The US dollar has risen nearly 3.0 percent against the euro so far in November after a stronger-than-expected US jobs report October 28 bolstered the case for a Federal Reserve interest-rate hike in December. That has pushed traders to back short-term trades on the euro. Latest data from the Commodity Futures Trading Commission showed short euro positions among speculators in futures markets were at their highest since June.
The dollar fell 0.34 percent against the euro to $1.0778 per euro and was down 0.25 percent against the Swiss franc at 1.0018 francs. The dollar index also fell 0.3 percent to 98.706. The dollar slipped 0.14 percent against the yen to 122.65 yen.
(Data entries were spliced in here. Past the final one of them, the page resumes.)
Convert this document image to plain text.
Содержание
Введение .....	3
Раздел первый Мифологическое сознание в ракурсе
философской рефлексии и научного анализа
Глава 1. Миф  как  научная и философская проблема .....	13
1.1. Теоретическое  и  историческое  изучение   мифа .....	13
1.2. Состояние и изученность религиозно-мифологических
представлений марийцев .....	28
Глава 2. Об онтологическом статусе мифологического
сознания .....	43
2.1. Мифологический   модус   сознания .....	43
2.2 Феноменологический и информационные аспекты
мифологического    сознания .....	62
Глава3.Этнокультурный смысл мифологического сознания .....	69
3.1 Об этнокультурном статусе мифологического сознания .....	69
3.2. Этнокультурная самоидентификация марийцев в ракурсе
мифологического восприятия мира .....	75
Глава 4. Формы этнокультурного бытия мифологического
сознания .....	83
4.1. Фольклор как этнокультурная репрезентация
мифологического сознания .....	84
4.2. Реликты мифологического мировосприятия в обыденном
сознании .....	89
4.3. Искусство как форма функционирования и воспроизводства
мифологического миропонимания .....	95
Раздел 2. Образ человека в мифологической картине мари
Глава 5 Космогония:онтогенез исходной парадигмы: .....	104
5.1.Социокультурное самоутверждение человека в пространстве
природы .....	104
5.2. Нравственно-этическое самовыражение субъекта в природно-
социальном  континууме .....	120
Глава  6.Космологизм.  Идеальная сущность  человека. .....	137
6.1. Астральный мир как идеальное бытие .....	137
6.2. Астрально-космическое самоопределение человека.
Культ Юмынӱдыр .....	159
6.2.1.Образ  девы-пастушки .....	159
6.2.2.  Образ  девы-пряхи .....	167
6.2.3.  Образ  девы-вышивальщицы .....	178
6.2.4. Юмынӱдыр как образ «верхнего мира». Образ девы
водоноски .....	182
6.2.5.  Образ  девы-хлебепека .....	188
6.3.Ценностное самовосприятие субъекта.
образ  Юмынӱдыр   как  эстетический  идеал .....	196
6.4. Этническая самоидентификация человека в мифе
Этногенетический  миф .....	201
Perez pointed to political instability in Portugal, Greece and Spain as well as comments from European Central Bank President Mario Draghi that suggested the bank was open to more easing in the euro zone next month as indicators that Thursday's dollar losses were likely short-lived.
Further illustrating the divergence between the US and euro zone's respective positions, the gap between US and German five-year yields rose to 181 basis points, the highest since 1999. The biggest mover against the US dollar was the Australian dollar, which was buoyed by a surprising jobs report that showed the country's economy created 58,600 jobs last month and knocked 0.3 percentage points off its unemployment rate. The Aussie at one point was 1.1 percent higher versus the dollar in overnight trading. It was last up 0.8 percent at $0.7118.